On January 26, Knox College will hold its International Fair; I’d like to take this opportunity to celebrate the promise that, no matter the corner where we start, if we travel as curious and generous explorers, we may end up as friends.
The Asian Corner
Asian filmmakers appreciate the visual potential of cinema; from hyper-realized song-and-dance frenzies to austerely beautiful tableaux, from gun-fu standoffs to epic widescreen, one can almost forget the mundane elements of plot in surrender to aesthetics.
But the stories assert themselves amid the visual splendor. In Raise the Red Lantern (China, 1991), Zhang Yimou explores the walled-in palace of an old man who takes a fourth wife (the stunning Gong Li), who unwillingly enters the squabbles and maneuverings of the wives, trapped just as she is but determined to recreate the worst elements of the world outside. A red lantern is raised outside the quarters of the wife whom the lord will visit, and it becomes as much of a warning and curse as a sign of favor. Yimou’s camera looks down on the house as the seasons pass and invites us into secrets no one should have to keep.

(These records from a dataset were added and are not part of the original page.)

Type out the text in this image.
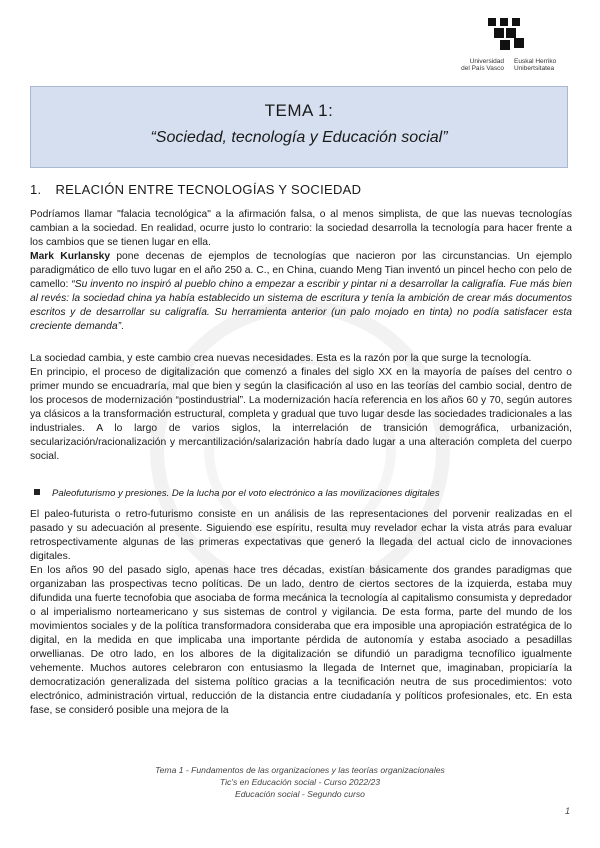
Universidad
del País Vasco
Euskal Herriko
Unibertsitatea
TEMA 1:
“Sociedad, tecnología y Educación social”
1. RELACIÓN ENTRE TECNOLOGÍAS Y SOCIEDAD

Podríamos llamar "falacia tecnológica" a la afirmación falsa, o al menos simplista, de que las nuevas tecnologías cambian a la sociedad. En realidad, ocurre justo lo contrario: la sociedad desarrolla la tecnología para hacer frente a los cambios que se tienen lugar en ella.

Mark Kurlansky pone decenas de ejemplos de tecnologías que nacieron por las circunstancias. Un ejemplo paradigmático de ello tuvo lugar en el año 250 a. C., en China, cuando Meng Tian inventó un pincel hecho con pelo de camello: “Su invento no inspiró al pueblo chino a empezar a escribir y pintar ni a desarrollar la caligrafía. Fue más bien al revés: la sociedad china ya había establecido un sistema de escritura y tenía la ambición de crear más documentos escritos y de desarrollar su caligrafía. Su herramienta anterior (un palo mojado en tinta) no podía satisfacer esta creciente demanda”.

La sociedad cambia, y este cambio crea nuevas necesidades. Esta es la razón por la que surge la tecnología.

En principio, el proceso de digitalización que comenzó a finales del siglo XX en la mayoría de países del centro o primer mundo se encuadraría, mal que bien y según la clasificación al uso en las teorías del cambio social, dentro de los procesos de modernización “postindustrial”. La modernización hacía referencia en los años 60 y 70, según autores ya clásicos a la transformación estructural, completa y gradual que tuvo lugar desde las sociedades tradicionales a las industriales. A lo largo de varios siglos, la interrelación de transición demográfica, urbanización, secularización/racionalización y mercantilización/salarización habría dado lugar a una alteración completa del cuerpo social.

Paleofuturismo y presiones. De la lucha por el voto electrónico a las movilizaciones digitales

El paleo-futurista o retro-futurismo consiste en un análisis de las representaciones del porvenir realizadas en el pasado y su adecuación al presente. Siguiendo ese espíritu, resulta muy revelador echar la vista atrás para evaluar retrospectivamente algunas de las primeras expectativas que generó la llegada del actual ciclo de innovaciones digitales.

En los años 90 del pasado siglo, apenas hace tres décadas, existían básicamente dos grandes paradigmas que organizaban las prospectivas tecno políticas. De un lado, dentro de ciertos sectores de la izquierda, estaba muy difundida una fuerte tecnofobia que asociaba de forma mecánica la tecnología al capitalismo consumista y depredador o al imperialismo norteamericano y sus sistemas de control y vigilancia. De esta forma, parte del mundo de los movimientos sociales y de la política transformadora consideraba que era imposible una apropiación estratégica de lo digital, en la medida en que implicaba una importante pérdida de autonomía y estaba asociado a pesadillas orwellianas. De otro lado, en los albores de la digitalización se difundió un paradigma tecnofílico igualmente vehemente. Muchos autores celebraron con entusiasmo la llegada de Internet que, imaginaban, propiciaría la democratización generalizada del sistema político gracias a la tecnificación neutra de sus procedimientos: voto electrónico, administración virtual, reducción de la distancia entre ciudadanía y políticos profesionales, etc. En esta fase, se consideró posible una mejora de la

Tema 1 - Fundamentos de las organizaciones y las teorías organizacionales
Tic's en Educación social - Curso 2022/23
Educación social - Segundo curso
1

Bridging all kinds of gaps, Akira Kurosawa’s Yojimbo (Japan, 1961) may dedicate itself to the beautiful compositions we expect from Japanese films, but in the foreground is his Samurai bodyguard (Toshiro Mifune), the original “man with no name” who strolls into a town populated almost exclusively by bad guys and plays one against the other, all for a “fistful of dollars” (well, yen) until he is the “last man standing.” Kurosawa gleefully borrows from hardboiled crime novels and Westerns—and, lucky for moviegoers, turnabout is fair play, from Clint Eastwood to Bruce Willis.
The European Corner
Like Ozu, Vittoria De Sica focused on the everyday, with epic results. The Bicycle Thief (Italy, 1949) has never lost its potency. In postwar Italy, a father stakes his family’s future on his bicycle, necessary for his job (ironically, posting Hollywood movie posters around town). The bicycle is immediately stolen, and the man and his young son embark on a city-wide search that manages to capture every facet of both their relationship and the larger world through which they roam, one as opposed to their success as any government bureaucracy.
As World War II faded, European cinema looked inward, particularly the French New Wave. Francois Truffaut’s The 400 Blows (France, 1959) follows his alter-ego, Antoine Doinel (Jean-Pierre Leaud), as he wanders from his distant parents into the streets, petty crime, a juvenile detention center—and then famously to a beach, where, suspended between land and water, he turns and stares into the camera all his solemn sadness and hidden dreams. Truffaut would make four more Doinel films, but this one remains as the truest expression of a young artist on the run and left behind.

The African Corner
Despite its own rich cinematic history, particularly since the mid-1960s, modern Africa is most often seen through Western eyes, from Out of Africa (1985) to Blood Diamond (2006); even an African film like The Gods Must Be Crazy (1981) can’t get started until it practically bonks a Bushman on the head with a Coke bottle. One of the best films to reflect this dualistic/“filtered” view is Battle of Algiers (Algeria/Italy, 1966), which alternates between the French citizens/colonizers and the Algerian revolutionaries/terrorists. Presented in an unapologetic documentary style, the film explores the shared violence that sullies the colonial legacy.

The American Corner
For a US film, I was tempted to discuss anything by Martin Scorsese, but the fervid hopes, wild humor, and dark despair one could say marks much of “American” cinema is captured perfectly in the Brazilian film City of God (2002). Imagine Goodfellas in a favela—or better yet, forget the Hollywood comparisons and brace yourself for a fiercely original and appallingly honest observation of life in its last extremes.
Which leads me to the States. If I will not indulge my Scorsese fixation, where can we go for some real deep-fried, quick-talkin', old-fashioned American mischief? I’m torn between two audacities: Spike Lee and the Coen brothers. For some reason Do the Right Thing (1989) and O Brother, Where Art Thou? (2000) seem to foot the same bill. Both are filled with music and dangerous curves, overblown egos and “startlements”—while bouncing along quite different American roads. Taken together, they lay out town and country with sly honesty and bittersweet affection.